Gab et al[20]The differences of sex, ABO blood type, eating habits and vaccination history of healthy people were analyzed,and whether the expression levels of anti-Neu5Gc and anti-nonGal/nonNeu5Gc antibodies were different.They used healthy human serum to culture with arterial endothelial cells and red blood cells of GTKO/CD46/Neu5GcKO and GTKO/CD46/Neu5GcKO pigs.The results showed that there was no statistical difference between ABO blood group and antibody binding.In our other results, we found that after Neu5Gc was knocked out (CMAHKO) on PBMC and RBC of pigs, the binding of human serum antibodies to GTKO/CMAHKO and TKO/hCD55 was further lower than that of serum antibodies to GTKO and GTKO/4GalNT2KO pig cells, indicating that the amount of pre-existing antibodies in human serum was second to anti-Neu5Gc.Similarly, there was no significant difference in binding and killing between the sera of four groups of people with different blood types and GTKO/CMAHKO and TKO/hCD55 pig PBMC and RBC, indicating that there was no significant difference in anti-Nue5Gc antibody in the sera of people with different blood types.
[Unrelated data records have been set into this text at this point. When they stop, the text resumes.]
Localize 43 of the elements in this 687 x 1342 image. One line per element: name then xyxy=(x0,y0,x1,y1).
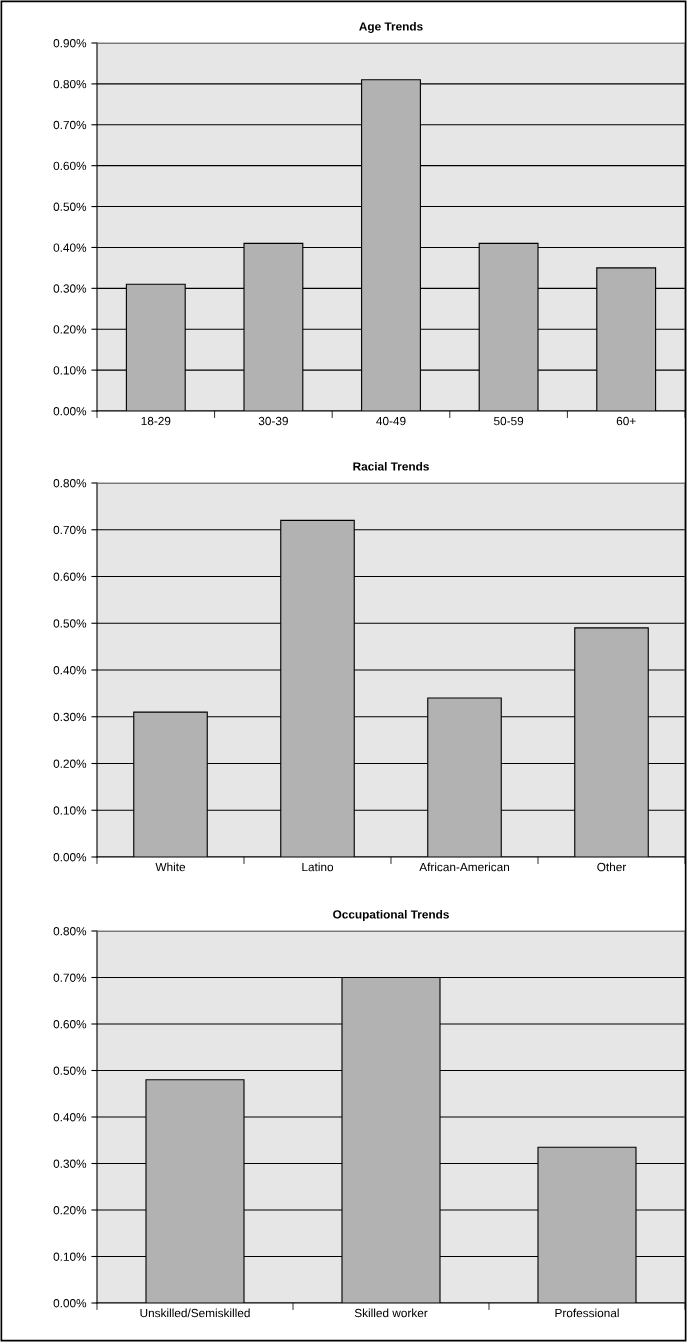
y-tick-label: 0.20% xyxy=(53,759,87,768)
chart-title: Occupational Trends xyxy=(333,909,449,921)
y-tick-label: 0.00% xyxy=(53,1299,87,1308)
chart-title: Age Trends xyxy=(359,21,423,33)
x-tick-label: Skilled worker xyxy=(354,1308,428,1318)
y-tick-label: 0.70% xyxy=(53,973,87,982)
x-tick-label: 50-59 xyxy=(493,416,524,426)
chart-title: Racial Trends xyxy=(353,461,429,471)
y-tick-label: 0.40% xyxy=(53,666,87,675)
y-tick-label: 0.50% xyxy=(53,202,87,211)
y-tick-label: 0.80% xyxy=(53,927,87,936)
y-tick-label: 0.90% xyxy=(53,39,87,48)
x-tick-label: Other xyxy=(597,862,627,872)
x-tick-label: 30-39 xyxy=(258,416,288,426)
y-tick-label: 0.50% xyxy=(53,619,87,628)
x-tick-label: White xyxy=(155,862,186,872)
x-tick-label: Professional xyxy=(555,1308,619,1318)
x-tick-label: 60+ xyxy=(616,416,636,426)
y-tick-label: 0.80% xyxy=(53,79,87,89)
x-tick-label: Latino xyxy=(302,862,334,872)
y-tick-label: 0.40% xyxy=(53,243,87,252)
y-tick-label: 0.10% xyxy=(53,366,87,375)
y-tick-label: 0.60% xyxy=(53,572,87,581)
y-tick-label: 0.10% xyxy=(53,806,87,815)
y-tick-label: 0.00% xyxy=(53,853,87,862)
y-tick-label: 0.70% xyxy=(53,120,87,130)
x-tick-label: Unskilled/Semiskilled xyxy=(140,1308,250,1318)
y-tick-label: 0.70% xyxy=(53,525,87,535)
y-tick-label: 0.30% xyxy=(53,284,87,293)
y-tick-label: 0.40% xyxy=(53,1113,87,1122)
y-tick-label: 0.30% xyxy=(53,1159,87,1168)
y-tick-label: 0.60% xyxy=(53,161,87,171)
y-tick-label: 0.80% xyxy=(53,479,87,488)
y-tick-label: 0.10% xyxy=(53,1252,87,1261)
y-tick-label: 0.50% xyxy=(53,1066,87,1075)
x-tick-label: 40-49 xyxy=(376,416,406,426)
y-tick-label: 0.20% xyxy=(53,1206,87,1215)
y-tick-label: 0.20% xyxy=(53,325,87,334)
x-tick-label: 18-29 xyxy=(141,416,171,426)
x-tick-label: African-American xyxy=(419,862,509,872)
y-tick-label: 0.00% xyxy=(53,407,87,416)
y-tick-label: 0.30% xyxy=(53,712,87,722)
y-tick-label: 0.60% xyxy=(53,1020,87,1029)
In this study, it was also found that after the Gal antigen was knocked out, the binding and CDC of IgM and IgG antibodies of human AB blood group with GTKO, GTKO/β 4GALNT2KO,GTKO/CMAHKO and TKO/hCD55 pig PBMC and RBC antigens were generally low, and only a few individuals had a high binding level.If the number of samples was increased, there might be statistical differences.However, after Neu5Gc antigen was knocked out, the difference was reduced, and the binding water of serum antibodies of different blood groups with GTKO/CMAHKO and TKO/hCD55 pig PBMC and RBC antibodies was lower on average.When only Gal antigen is knocked out, AB blood group recipients may be more suitable for xenotransplantation than O blood group recipients and other blood group recipients.However, after further knockout of Neu5Gc antigen or simultaneous knockout of Neu5Gc and Sda antigen, the differences among recipients of different blood types gradually narrowed, and all recipients were suitable for xenotransplantation.
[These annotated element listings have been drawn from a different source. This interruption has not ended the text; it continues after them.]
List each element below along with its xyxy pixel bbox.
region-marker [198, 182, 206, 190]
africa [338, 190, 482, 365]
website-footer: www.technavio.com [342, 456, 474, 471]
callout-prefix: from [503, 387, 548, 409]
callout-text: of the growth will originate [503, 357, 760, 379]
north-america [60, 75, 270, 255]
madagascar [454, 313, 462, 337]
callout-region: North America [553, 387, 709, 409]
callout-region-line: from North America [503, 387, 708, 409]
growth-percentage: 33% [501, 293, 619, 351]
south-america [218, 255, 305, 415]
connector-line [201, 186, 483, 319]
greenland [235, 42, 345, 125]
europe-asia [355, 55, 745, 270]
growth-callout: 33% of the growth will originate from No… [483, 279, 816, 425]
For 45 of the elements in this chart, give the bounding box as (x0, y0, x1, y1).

To sum up, there is no obvious difference in the binding or killing of PBMC and RBC of GTKO/CMAHKO and TKO/hCD55 pigs with O blood type by different ABO blood types, whether healthy people, patients with end-stage renal disease or brain dead organ donors, indicating that TKO pigs with O blood type may be the best genotype donor pigs at present, and the recipients may not need to consider blood type factors.

Author's contribution:

The experiment was designed by Chen Liang-jie, guided by Wang Yi, Chen Gang and Pan Deng-ke.Chen Liang-jie, Feng Hao and Du Jia-xiang collected data, and Li Tao was responsible for the flow index detection.Chen Liang-jie and Li Tao reviewed and statistically analyzed the experimental data.The paper was written by Chen Liang-jie and reviewed by Wang Yi and Jiang Hong-tao.

All authors declare no conflict of interest.